The background is that a small number of young people have been, in the words of manager of libraries and heritage resources Claire Zuliani, "quite disruptive. They have little respect for our property and our staff. To the point where some of our staff are afraid to come to work."
Okay, fair enough, that needs to be dealt with somehow, though I think reports about fear of youth, who often get unfairly stigmatized as dangerous, should be examined with a bit of a critical eye. And as Sudbury Secondary student Kyle Chapados is quoted as saying, "But it's not fair to the rest. How many were really causing these problems? There seems like there could be a better way of dealing with it than just banning all students."

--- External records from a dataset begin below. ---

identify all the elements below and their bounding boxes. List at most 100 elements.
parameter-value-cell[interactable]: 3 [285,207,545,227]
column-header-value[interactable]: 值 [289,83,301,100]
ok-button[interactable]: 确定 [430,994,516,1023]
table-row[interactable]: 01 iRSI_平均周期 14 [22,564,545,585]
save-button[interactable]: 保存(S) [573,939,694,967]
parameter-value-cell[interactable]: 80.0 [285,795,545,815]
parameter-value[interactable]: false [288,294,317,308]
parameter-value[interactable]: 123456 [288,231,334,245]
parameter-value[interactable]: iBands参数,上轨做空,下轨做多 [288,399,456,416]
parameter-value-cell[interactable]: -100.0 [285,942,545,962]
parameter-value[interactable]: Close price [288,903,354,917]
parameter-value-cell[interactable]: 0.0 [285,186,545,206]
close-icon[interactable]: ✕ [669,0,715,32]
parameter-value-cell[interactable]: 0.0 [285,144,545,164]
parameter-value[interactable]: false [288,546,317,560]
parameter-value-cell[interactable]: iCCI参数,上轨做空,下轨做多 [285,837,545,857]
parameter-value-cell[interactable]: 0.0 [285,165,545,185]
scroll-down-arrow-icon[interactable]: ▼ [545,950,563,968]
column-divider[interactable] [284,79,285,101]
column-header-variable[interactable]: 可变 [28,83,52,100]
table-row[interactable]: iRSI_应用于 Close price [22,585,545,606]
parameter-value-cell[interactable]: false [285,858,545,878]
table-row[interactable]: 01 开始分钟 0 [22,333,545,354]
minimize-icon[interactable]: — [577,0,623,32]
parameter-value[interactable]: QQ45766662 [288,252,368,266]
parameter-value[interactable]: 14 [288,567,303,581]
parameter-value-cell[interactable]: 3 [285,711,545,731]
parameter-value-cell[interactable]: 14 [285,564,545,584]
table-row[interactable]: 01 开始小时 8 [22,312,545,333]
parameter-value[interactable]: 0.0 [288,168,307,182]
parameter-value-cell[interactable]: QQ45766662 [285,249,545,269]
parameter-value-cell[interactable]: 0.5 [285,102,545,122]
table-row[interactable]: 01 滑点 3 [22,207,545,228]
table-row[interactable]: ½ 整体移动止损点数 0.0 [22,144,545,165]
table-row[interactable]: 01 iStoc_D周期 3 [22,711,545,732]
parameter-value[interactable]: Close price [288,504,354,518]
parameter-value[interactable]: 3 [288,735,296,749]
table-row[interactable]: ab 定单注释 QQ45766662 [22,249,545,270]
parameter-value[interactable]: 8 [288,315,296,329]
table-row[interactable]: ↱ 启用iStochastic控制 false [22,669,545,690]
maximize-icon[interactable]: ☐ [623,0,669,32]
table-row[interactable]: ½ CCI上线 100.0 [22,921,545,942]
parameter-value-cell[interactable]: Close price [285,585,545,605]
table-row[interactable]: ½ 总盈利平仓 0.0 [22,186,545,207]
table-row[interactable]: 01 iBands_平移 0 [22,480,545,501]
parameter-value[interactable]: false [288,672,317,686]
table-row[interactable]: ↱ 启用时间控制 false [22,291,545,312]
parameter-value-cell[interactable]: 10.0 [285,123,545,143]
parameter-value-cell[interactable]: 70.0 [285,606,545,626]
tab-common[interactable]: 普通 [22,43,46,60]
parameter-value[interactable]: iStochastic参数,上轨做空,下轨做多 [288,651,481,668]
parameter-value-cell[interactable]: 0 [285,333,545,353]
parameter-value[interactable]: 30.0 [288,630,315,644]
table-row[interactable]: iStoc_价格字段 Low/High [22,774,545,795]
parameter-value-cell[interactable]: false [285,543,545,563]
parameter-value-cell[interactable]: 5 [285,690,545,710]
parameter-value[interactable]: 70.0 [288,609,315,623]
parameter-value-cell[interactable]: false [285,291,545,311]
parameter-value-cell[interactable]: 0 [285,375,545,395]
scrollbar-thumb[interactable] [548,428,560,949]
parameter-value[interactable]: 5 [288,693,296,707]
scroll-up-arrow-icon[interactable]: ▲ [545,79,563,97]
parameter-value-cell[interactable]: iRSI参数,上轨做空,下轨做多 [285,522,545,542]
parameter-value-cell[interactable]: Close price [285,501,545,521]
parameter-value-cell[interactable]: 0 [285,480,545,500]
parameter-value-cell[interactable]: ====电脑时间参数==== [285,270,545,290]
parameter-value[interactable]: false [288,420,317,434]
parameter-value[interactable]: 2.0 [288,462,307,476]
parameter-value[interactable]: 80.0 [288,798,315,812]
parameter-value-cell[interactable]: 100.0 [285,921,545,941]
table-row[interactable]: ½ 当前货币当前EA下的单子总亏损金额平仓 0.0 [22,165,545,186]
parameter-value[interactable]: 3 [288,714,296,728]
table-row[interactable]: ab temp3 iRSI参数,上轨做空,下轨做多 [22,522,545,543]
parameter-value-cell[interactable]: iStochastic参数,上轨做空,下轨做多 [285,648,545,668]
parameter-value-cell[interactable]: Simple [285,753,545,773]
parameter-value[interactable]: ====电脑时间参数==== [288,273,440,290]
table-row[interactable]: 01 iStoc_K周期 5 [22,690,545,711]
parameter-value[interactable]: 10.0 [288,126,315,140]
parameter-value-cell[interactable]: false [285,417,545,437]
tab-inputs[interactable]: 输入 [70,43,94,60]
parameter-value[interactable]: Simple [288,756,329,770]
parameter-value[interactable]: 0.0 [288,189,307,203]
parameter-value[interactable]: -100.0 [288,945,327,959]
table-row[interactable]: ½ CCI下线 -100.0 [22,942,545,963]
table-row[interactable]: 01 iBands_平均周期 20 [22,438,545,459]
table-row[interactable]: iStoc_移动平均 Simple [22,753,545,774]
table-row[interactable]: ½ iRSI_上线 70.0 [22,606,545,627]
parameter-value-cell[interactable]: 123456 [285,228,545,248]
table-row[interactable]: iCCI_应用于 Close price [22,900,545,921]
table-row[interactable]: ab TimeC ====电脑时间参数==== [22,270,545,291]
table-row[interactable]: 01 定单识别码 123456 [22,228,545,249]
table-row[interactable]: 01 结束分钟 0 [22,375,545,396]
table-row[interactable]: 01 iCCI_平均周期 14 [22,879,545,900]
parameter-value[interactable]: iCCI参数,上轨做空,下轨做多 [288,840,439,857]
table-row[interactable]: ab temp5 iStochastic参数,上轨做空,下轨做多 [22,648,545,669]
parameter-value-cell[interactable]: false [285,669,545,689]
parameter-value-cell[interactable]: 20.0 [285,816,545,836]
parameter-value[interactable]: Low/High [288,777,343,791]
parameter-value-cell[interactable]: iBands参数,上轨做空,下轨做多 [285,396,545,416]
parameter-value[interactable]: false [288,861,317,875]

Exactly. An individual is a problem? Ban them from the library for a year, then. But, no, Zuliani insists on using rhetoric based in youth as a class being a problem. For instance, she says, "We've had kids break into cars." Do you know that it is these same kids who have been disruptive inside? Has someone been charged and convicted? If so, how is a ban going to convey something that conviction for breaking into the car has not done? If not, how do you know it was a kid? Or are you just assuming that it is a young person? She even uses the inflammatory language of "take back our library," again keeping in mind this is used in the context of all youth being banned from the place during certain hours. Lovely.
Apparently, youth who are using the library in ways of which management approves will be allowed back in at some point, but it is unclear when or under what conditions. The people who will be most affected by this will, of course, be the vast majority of young people who use the library space in non-disruptive ways. The article says that Zuliani expects that the ban will teach young people some respect, which is ridiculous. It will probably teach the handful of people who have been disruptive very little, and it will teach the rest that libraries hate teenagers, or maybe that public space is not meant for youth. Which are just great lessons for our public libraries to be teaching.
I think it would be great if a group of youth were to address this by taking some direct action. Get a group together, both teenagers and older folks. Go in to the public library en masse, sit down silently and start reading. Be polite, follow whatever code of conduct they have, but refuse to leave. Have someone fax the media just as your group is entering the library. Have supporters outside with signs saying things like, "Youth are not the problem" and "It's my library too," and have spokespeople outside to deal with the media when they show up.
And if you need some help figuring out the logistics, I know some people who have some experience with that sort of thing.